Foto di Ryoji Iwata su Unsplash
Un nuovo studio pubblicato sulla rivista Nature Medicine ha portato alla luce un’allarmante scoperta: la possibile trasmissione del morbo di Alzheimer attraverso ormoni della crescita derivati da cadaveri. Lo studio ha identificato casi di Alzheimer in individui che, da bambini, ricevettero questo trattamento tra il 1959 e il 1985.
La somministrazione di ormoni della crescita estratti da ghiandole pituitarie di cadaveri era una pratica diffusa per la cura della bassa statura nei bambini. Tuttavia, questa pratica venne abbandonata negli anni ’80 a causa del rischio di trasmissione di malattie come la Creutzfeldt-Jakob (MCJ).
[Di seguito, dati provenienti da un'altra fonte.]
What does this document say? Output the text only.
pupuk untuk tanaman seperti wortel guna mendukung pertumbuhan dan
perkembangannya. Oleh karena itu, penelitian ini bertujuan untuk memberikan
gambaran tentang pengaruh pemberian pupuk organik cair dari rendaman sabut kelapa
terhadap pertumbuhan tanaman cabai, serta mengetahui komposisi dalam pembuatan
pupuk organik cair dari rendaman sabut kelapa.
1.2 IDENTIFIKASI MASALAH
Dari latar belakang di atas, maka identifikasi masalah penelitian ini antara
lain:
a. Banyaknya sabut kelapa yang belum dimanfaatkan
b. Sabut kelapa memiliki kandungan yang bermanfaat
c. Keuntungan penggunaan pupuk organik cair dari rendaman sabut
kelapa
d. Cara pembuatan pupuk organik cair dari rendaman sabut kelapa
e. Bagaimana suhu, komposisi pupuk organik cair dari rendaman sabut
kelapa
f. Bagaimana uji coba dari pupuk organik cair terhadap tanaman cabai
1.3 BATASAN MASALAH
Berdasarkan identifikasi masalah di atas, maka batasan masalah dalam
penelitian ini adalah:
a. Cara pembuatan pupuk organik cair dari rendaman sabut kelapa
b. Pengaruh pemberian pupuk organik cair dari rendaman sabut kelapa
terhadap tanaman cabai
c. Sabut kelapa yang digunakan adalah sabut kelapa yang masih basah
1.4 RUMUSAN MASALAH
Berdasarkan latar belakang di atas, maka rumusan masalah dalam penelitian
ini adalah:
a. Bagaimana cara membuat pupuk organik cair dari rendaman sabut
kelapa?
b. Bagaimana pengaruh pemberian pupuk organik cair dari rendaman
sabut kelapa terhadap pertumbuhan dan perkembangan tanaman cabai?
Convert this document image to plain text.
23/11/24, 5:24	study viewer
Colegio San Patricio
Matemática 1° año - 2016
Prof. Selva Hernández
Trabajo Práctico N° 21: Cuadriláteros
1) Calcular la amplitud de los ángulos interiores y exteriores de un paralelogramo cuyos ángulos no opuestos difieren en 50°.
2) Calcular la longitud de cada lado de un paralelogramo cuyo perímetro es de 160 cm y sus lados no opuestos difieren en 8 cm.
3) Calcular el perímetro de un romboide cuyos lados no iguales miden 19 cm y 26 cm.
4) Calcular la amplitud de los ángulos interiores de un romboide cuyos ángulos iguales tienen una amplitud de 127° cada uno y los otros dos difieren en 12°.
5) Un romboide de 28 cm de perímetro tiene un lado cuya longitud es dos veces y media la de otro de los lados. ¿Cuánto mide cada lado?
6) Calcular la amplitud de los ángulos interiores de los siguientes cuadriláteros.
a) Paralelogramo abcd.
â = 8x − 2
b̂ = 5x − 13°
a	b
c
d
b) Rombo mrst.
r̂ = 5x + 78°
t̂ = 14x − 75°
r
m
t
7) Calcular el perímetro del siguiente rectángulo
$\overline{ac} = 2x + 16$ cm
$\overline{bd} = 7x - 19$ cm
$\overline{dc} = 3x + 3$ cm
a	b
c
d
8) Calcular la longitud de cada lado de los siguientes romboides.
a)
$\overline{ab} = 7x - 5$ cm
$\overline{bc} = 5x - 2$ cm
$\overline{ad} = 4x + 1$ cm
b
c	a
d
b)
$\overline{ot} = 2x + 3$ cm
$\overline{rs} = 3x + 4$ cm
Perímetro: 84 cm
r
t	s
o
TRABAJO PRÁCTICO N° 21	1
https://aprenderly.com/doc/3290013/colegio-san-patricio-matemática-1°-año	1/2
Lo studio delinea un possibile legame tra le iniezioni di ormoni della crescita e lo sviluppo di Alzheimer in età precoce. Cinque dei otto pazienti monitorati nello studio hanno manifestato sintomi di Alzheimer tra i 30 e i 50 anni, un’età decisamente inferiore all’insorgenza tipica della malattia.
L’analisi dei pazienti ha evidenziato la presenza di biomarcatori tipici dell’Alzheimer, come la proteina beta-amiloide e l’atrofia cerebrale. Questi risultati rafforzano l’ipotesi di una trasmissione del morbo di Alzheimer attraverso le iniezioni di ormoni della crescita.
La scoperta apre nuovi scenari nella comprensione dell’Alzheimer. La similitudine con le malattie da prioni suggerisce che la proteina beta-amiloide possa innescare una reazione a catena nel cervello, simile a quanto avviene nel morbo della mucca pazza o nel kuru.
Fortunatamente, la pratica di utilizzare ormoni della crescita da cadaveri è stata interrotta da decenni. Tuttavia, lo studio evidenzia la necessità di approfondire la ricerca sulle modalità di trasmissione dell’Alzheimer e di sviluppare nuove strategie terapeutiche.